The real question for roasters and café buyers is simple: does a lower ICO print mean cheaper beans on the shelf anytime soon? April said not so fast. The International Coffee Organization’s Composite Indicator Price averaged 266.24 US cents per pound, down 2.7% from March, but that easing landed inside a market still dealing with tight logistics, mixed export flows and stubborn stock pressure.

The ICO said traders were weighing two opposing forces. On one side was the closure of the Strait of Hormuz, which the report said had been shut since March 4, helping push crude oil prices up 55.8% and shipping freight costs up 43.6% between February 27 and April 30. On the other side was a better global supply outlook, and the ICO judged that improvement to be the stronger force in April. For coffee buyers, that matters because freight, fertilizer and inland transport costs do not vanish just because the headline benchmark dips.

AI-generated illustration
AI-generated illustration

Trade volumes kept moving, too. World coffee exports of all forms reached 13.59 million bags in March 2026, up from 13.37 million bags in March 2025. Asia & Oceania drove the increase with exports up 13.1% to 5.82 million bags. The Caribbean, Mexico & Central America also rose 7.1% to 2.3 million bags. Africa slipped 14.7% to 1.4 million bags, while South America fell 8.3% to 4.07 million bags. That uneven map shows a market being pulled by regional shifts, not one clean global trend.

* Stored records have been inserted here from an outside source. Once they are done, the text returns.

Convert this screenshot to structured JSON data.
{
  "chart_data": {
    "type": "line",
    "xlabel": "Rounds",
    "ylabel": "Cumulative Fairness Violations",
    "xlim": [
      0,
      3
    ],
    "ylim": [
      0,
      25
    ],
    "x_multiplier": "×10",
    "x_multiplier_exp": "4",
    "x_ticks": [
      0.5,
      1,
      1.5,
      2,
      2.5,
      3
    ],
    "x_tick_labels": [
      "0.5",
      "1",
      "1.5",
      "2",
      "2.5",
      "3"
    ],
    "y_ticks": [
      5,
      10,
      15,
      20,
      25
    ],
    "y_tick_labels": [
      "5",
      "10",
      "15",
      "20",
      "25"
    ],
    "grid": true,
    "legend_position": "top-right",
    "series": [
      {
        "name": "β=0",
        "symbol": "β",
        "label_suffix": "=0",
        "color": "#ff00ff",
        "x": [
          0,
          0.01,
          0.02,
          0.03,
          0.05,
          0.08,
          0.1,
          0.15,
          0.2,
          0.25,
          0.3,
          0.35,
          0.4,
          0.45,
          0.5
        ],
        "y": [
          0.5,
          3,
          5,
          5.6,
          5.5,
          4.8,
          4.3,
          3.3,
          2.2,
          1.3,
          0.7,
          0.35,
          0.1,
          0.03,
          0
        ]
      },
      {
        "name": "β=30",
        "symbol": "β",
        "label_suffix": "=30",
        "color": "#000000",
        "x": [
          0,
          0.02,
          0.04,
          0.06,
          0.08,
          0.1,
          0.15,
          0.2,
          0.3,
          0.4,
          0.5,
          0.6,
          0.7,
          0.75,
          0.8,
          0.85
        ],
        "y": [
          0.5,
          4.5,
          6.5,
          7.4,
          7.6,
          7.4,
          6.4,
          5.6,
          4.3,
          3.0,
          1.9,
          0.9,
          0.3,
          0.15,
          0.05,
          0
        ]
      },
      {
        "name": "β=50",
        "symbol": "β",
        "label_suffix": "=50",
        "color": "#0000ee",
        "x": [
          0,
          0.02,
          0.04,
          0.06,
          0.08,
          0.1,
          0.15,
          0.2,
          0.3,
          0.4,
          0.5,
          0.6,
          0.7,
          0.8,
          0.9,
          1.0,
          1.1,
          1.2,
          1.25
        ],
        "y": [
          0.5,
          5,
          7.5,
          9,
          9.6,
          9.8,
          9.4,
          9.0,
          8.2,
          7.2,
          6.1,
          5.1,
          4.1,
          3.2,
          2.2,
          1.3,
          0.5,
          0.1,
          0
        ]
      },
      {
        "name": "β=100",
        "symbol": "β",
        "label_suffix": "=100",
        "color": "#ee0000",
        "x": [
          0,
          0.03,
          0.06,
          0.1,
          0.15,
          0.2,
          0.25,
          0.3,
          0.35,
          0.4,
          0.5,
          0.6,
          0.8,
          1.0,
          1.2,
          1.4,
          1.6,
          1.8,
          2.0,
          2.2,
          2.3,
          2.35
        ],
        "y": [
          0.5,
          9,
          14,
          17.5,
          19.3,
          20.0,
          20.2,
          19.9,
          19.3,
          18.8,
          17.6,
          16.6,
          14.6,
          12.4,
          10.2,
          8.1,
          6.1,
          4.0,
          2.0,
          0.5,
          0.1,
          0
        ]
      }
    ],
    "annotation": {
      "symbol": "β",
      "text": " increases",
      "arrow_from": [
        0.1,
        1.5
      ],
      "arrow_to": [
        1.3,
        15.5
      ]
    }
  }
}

Price moves within the basket were just as mixed. Robusta fell 6.9% to 164.64 US cents per pound in April. Brazilian Naturals eased 2.1% to 313.76 cents, while Colombian Milds and Other Milds each slipped 0.9% to 334.56 cents and 331.32 cents, respectively. Under the surface, green bean exports told a more complicated story: robusta exports rose 24.0% to 5.52 million bags, while Colombian Milds dropped 33.8% to 0.88 million bags and Brazilian Naturals fell 16.8% to 2.71 million bags. The Arabicas’ share of total green bean exports for the first six months of coffee year 2025/26 fell to 59.6% from 64.5% a year earlier.

Coffee Exports by Region
Data visualization chart

Stocks still looked tight enough to keep buyers cautious. London certified robusta inventories fell 5.5% from March to April to 0.65 million bags, and U.S. certified Arabica stocks fell 10.1% to 0.55 million bags. So yes, April brought a cooler ICO number. But for anyone waiting on cheaper retail beans or café drinks, the market is still saying the same thing: lower benchmarks can start the move, but they do not deliver the savings on the spot.